FDIC advances bank merger proposal

The agency submitted its request for information — which asks whether banks should bear the burden of proof in merger applications and how much input the CFPB should have in approving deals — to the Federal Register.
Bloomberg News

The Federal Deposit Insurance Corp. has set the wheels in motion to publish its request for information on bank merger policy, putting the policy fight that led to the resignation of former Chair Jelena McWilliams back on the front-burner and eliciting a new round of industry reaction.

On Friday the agency said it has sent its proposal to the Federal Register for publication and will allow 60 days for public comment. The FDIC board had approved the request for information in December, but it’s not official until published.

Since the board’s 3-0 vote in December, the agency conducted a final technical review before formalizing the request, according to FDIC staff. The vote occurred amid a power struggle between McWilliams — a Republican appointee — and Democrats on the board, including now acting Chair Martin Gruenberg and Consumer Financial Protection Bureau Director Rohit Chopra. McWilliams stepped down from the agency in February.

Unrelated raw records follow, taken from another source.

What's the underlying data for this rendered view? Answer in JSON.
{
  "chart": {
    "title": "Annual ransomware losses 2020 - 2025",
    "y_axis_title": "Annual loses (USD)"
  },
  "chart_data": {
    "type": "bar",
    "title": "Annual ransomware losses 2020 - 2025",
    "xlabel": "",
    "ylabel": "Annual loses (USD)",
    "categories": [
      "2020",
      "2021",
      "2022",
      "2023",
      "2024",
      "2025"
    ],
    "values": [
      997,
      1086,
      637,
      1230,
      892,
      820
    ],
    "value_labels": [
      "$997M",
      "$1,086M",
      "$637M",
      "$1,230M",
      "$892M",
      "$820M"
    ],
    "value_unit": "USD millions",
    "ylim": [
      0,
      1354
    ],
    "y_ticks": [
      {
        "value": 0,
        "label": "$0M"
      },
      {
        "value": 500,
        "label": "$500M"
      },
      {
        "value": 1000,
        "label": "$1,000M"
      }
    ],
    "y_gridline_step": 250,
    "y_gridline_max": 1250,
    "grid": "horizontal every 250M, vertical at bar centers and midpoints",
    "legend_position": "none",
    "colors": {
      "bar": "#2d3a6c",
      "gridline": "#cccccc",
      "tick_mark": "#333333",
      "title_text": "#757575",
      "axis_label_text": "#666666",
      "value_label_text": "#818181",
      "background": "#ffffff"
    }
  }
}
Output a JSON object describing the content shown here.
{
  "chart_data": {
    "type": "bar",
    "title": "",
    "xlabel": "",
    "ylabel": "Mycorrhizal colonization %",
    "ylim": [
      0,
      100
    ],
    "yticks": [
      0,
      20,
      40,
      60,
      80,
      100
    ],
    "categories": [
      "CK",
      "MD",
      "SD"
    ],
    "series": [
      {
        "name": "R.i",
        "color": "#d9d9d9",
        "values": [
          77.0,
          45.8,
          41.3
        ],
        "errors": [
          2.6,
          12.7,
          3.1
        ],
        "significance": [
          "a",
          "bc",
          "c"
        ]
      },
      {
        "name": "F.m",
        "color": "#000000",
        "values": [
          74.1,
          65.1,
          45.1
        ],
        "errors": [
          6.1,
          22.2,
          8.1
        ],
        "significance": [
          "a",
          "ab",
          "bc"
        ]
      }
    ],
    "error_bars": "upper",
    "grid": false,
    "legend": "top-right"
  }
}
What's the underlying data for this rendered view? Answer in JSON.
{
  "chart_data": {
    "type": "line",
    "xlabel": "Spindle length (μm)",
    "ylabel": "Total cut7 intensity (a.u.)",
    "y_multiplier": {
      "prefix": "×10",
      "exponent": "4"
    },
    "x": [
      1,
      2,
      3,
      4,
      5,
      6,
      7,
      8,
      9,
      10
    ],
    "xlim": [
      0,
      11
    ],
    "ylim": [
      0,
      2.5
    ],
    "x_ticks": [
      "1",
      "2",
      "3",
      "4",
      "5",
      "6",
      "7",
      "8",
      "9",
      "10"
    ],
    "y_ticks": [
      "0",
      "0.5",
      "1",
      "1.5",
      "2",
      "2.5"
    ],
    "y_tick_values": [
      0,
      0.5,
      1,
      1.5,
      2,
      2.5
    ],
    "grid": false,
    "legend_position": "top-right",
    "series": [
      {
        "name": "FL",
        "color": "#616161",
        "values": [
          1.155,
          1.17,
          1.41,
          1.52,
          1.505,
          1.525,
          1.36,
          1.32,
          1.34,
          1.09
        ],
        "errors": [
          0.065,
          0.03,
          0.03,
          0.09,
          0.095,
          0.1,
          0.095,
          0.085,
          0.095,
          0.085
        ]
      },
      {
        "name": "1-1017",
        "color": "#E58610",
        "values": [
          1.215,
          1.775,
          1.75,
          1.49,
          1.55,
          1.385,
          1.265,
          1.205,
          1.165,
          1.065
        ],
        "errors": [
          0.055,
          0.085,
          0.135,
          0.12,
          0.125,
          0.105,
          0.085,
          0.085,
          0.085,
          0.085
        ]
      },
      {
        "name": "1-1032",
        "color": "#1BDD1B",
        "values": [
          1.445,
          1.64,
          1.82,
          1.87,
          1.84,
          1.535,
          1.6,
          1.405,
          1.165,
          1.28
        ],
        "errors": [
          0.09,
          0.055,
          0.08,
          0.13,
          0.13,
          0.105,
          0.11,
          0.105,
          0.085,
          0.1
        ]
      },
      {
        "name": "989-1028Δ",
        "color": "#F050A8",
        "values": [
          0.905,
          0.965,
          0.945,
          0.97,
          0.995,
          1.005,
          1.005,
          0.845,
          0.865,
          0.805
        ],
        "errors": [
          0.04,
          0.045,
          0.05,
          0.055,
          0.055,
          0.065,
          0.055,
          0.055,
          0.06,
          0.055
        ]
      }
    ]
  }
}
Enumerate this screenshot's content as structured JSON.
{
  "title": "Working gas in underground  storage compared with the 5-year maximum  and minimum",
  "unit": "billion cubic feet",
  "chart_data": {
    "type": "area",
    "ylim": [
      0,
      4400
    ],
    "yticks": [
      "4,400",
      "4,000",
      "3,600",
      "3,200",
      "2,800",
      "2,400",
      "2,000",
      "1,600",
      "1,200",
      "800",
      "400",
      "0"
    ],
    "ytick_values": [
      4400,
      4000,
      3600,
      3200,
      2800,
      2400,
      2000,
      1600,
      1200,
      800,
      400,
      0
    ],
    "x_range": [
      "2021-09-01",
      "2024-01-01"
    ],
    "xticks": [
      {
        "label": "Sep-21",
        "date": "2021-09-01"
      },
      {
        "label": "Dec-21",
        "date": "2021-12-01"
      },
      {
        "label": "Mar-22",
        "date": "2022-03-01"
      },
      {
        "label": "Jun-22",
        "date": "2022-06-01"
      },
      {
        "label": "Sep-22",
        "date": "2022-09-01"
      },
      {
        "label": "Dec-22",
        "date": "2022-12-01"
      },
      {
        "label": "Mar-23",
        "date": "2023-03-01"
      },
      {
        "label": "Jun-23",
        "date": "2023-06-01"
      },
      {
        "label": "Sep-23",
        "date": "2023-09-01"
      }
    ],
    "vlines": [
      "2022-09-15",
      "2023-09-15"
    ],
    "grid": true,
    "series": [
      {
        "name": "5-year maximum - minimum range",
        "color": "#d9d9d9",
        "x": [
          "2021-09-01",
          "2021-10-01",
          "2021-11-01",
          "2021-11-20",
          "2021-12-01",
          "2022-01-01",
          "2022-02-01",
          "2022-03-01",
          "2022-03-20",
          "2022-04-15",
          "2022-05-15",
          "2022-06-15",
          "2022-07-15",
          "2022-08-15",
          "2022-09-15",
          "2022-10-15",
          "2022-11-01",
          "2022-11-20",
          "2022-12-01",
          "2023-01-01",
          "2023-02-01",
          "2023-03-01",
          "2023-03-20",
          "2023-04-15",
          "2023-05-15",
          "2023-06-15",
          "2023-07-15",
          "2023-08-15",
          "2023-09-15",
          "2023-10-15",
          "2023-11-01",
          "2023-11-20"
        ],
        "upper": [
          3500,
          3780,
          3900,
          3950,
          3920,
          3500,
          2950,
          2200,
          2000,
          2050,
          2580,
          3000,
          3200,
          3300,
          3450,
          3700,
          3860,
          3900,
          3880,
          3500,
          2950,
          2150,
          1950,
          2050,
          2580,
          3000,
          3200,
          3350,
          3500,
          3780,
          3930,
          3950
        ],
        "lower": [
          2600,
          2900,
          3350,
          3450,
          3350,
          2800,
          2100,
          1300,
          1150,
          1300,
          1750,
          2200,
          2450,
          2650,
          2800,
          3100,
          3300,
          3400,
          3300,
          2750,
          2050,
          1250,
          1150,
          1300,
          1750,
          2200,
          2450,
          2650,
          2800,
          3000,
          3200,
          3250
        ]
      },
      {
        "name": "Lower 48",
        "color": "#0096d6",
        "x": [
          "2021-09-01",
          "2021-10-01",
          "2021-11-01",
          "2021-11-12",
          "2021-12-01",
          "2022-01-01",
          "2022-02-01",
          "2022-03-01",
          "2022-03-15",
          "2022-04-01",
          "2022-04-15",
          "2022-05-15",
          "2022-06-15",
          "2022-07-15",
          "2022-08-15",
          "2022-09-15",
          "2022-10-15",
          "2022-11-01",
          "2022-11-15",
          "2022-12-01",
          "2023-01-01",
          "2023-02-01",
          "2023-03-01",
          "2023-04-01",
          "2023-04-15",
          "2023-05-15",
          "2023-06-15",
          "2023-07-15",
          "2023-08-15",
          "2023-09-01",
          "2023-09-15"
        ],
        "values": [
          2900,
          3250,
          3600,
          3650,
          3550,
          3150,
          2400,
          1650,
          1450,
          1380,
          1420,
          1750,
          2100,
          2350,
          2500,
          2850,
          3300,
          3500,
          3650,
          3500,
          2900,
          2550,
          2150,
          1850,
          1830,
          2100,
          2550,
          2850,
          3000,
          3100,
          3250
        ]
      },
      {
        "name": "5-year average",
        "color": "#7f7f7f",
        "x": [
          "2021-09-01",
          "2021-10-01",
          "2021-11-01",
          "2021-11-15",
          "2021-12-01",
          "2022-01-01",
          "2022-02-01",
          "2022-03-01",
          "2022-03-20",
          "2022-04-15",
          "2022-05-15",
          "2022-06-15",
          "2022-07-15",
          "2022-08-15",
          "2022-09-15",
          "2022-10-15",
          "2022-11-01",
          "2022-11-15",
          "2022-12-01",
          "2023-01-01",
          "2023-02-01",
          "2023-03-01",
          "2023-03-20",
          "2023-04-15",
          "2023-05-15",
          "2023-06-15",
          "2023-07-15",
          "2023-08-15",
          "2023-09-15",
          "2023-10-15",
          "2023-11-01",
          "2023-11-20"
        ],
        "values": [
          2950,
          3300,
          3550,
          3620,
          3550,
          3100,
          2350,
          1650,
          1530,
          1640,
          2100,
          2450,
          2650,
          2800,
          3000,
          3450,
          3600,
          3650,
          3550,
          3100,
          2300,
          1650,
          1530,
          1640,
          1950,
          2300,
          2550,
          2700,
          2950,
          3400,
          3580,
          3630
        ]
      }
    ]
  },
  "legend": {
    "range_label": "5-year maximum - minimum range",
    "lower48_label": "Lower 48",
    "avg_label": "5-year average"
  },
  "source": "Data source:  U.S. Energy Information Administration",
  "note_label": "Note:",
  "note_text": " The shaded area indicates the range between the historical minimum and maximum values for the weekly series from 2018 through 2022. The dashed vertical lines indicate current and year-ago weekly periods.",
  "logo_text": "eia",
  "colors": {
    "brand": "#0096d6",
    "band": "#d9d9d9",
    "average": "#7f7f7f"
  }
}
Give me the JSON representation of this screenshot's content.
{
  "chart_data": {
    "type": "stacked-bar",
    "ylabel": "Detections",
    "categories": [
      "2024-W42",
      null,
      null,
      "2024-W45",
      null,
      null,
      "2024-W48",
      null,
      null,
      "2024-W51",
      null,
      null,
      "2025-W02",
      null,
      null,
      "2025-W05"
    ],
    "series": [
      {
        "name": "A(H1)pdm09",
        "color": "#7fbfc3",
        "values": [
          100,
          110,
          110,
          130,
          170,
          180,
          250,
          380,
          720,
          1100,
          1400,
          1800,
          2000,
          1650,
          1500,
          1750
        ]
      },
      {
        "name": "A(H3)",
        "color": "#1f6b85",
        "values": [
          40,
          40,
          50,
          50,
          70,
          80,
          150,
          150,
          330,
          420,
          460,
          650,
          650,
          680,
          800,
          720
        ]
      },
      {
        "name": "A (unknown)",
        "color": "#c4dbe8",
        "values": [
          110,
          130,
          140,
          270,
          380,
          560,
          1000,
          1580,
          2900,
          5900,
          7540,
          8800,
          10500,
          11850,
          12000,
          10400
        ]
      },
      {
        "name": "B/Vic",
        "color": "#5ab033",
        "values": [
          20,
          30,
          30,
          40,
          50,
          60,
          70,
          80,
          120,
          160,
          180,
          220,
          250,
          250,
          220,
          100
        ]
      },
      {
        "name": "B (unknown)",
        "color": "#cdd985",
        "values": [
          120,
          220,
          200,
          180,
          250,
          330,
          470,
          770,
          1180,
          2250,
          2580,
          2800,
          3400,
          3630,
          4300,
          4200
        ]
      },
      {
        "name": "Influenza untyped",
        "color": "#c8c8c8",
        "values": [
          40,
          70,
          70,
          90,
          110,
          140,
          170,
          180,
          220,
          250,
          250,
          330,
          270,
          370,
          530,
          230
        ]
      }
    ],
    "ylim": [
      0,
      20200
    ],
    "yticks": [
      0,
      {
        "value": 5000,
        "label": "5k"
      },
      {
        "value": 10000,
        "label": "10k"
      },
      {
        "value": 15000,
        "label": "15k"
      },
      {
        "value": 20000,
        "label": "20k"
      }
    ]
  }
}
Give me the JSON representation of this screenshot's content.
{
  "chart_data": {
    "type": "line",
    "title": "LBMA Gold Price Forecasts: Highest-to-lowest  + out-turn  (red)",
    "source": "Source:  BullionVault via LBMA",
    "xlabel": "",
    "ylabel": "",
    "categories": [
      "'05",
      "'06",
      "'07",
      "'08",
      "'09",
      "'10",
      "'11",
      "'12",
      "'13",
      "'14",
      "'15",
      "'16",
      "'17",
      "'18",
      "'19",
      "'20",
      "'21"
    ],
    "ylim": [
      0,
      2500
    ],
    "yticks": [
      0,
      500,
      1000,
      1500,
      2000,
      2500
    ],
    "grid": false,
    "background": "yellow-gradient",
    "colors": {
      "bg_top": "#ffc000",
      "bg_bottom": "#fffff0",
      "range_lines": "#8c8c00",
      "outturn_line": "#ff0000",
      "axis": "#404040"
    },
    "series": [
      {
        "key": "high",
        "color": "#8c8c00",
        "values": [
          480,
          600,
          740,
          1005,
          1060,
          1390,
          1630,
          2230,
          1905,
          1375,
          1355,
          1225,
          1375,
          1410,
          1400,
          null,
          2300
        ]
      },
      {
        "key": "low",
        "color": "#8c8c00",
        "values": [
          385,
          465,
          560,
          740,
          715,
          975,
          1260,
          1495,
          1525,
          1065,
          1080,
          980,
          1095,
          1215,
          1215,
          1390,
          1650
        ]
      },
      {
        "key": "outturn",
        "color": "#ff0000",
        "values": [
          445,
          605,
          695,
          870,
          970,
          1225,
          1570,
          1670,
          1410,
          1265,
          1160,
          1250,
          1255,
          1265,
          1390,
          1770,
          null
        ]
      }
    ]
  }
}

“Even though the vote was taken in December, they won’t start collecting comments until it’s published in the Federal Register,” said Todd Phillips, director of financial regulatory and corporate governance at the Center for American Progress. “This allows the public to comment and to get this whole process going.”

What’s in the RFI

Among the questions raised by the FDIC in its request for information are whether regulators should give more consideration to financial stability risks posed by larger bank mergers, and whether the CFPB should have the power to weigh in on merger applications.

The document gives $100 billion as a hypothetical asset threshold that would trigger greater scrutiny: “Should the FDIC presume that any merger transaction that results in a financial institution that exceeds a predetermined asset size threshold, for example $100 billion in total consolidated assets, poses a systemic risk concern?”

The request also solicits feedback on whether agencies should rethink the way they consider if a merger would affect the convenience and needs of a community.

Notably, it asks if the current merger review framework should impose “an appropriate burden of proof” on banks to prove proposed mergers would be legal.

Will other bank regulators join in?

The FDIC’s move, cheered publicly by the CFPB, was not joined by the Office of the Comptroller of the Currency nor the Federal Reserve.

In a statement, acting Comptroller Michael Hsu said that he supports public input on the bank merger review process “as a member of the FDIC board.”

“The OCC, for its part, has recently focused on facilitating collaboration on bank mergers amongst the federal banking agencies and the Department of Justice to help ensure that timely progress is made on a coordinated, interagency basis,” he said. “I look forward to continuing to work with my interagency colleagues on updating and strengthening the [previous] guidelines.”

He said that he’s particularly focused on issues surrounding financial stability, given merger trends among larger banks and his experiences working during the 2008 financial crisis.

The Fed did not comment on the request for information, except to reiterate statements by Chair Jerome Powell that it would be a matter for the central bank’s vice chair for supervision to examine once that vacant post is filled.

Policy watchers react

The burden of proof piece of the request for information, in particular, set off some alarm bells among industry watchers.

“To us, changing the burden of proof would be significant,” Jaret Seiberg, a financial services analyst at Cowen, said in a note. “At a minimum, it likely would delay mergers as companies would need to do more than answer questions from regulators. They would have to demonstrate compliance.”

Proponents of reviewing the bank merger process applauded the FDIC’s move. Jeremy Kress, an assistant professor in business law and co-faculty director of the Center on Finance, Law & Policy at the University of Michigan, said the move is “an important first step in strengthening the bank merger framework.”

“Under the existing framework, mergers have increased the cost and reduced the availability of basic financial services, increased risks to financial stability, and exacerbated inequality,” he said. “I am encouraged that the FDIC is soliciting public feedback on strategies to improve merger oversight.”

The banking industry, however, argued bank merger transactions don’t necessarily need to be tightened.

Banks “already face stringent merger review standards from the banking agencies,” the Bank Policy Institute said, arguing that the FDIC should take into consideration that banks now need to compete with fintech companies “on fair terms.”

“Bank mergers enable economies of scale that support communities, protect consumers from cyber breaches and keep lending costs low,” said Greg Baer, the institute's president and CEO. “The FDIC should bear in mind that competitive landscape as it seeks information on merger rules and guidelines.”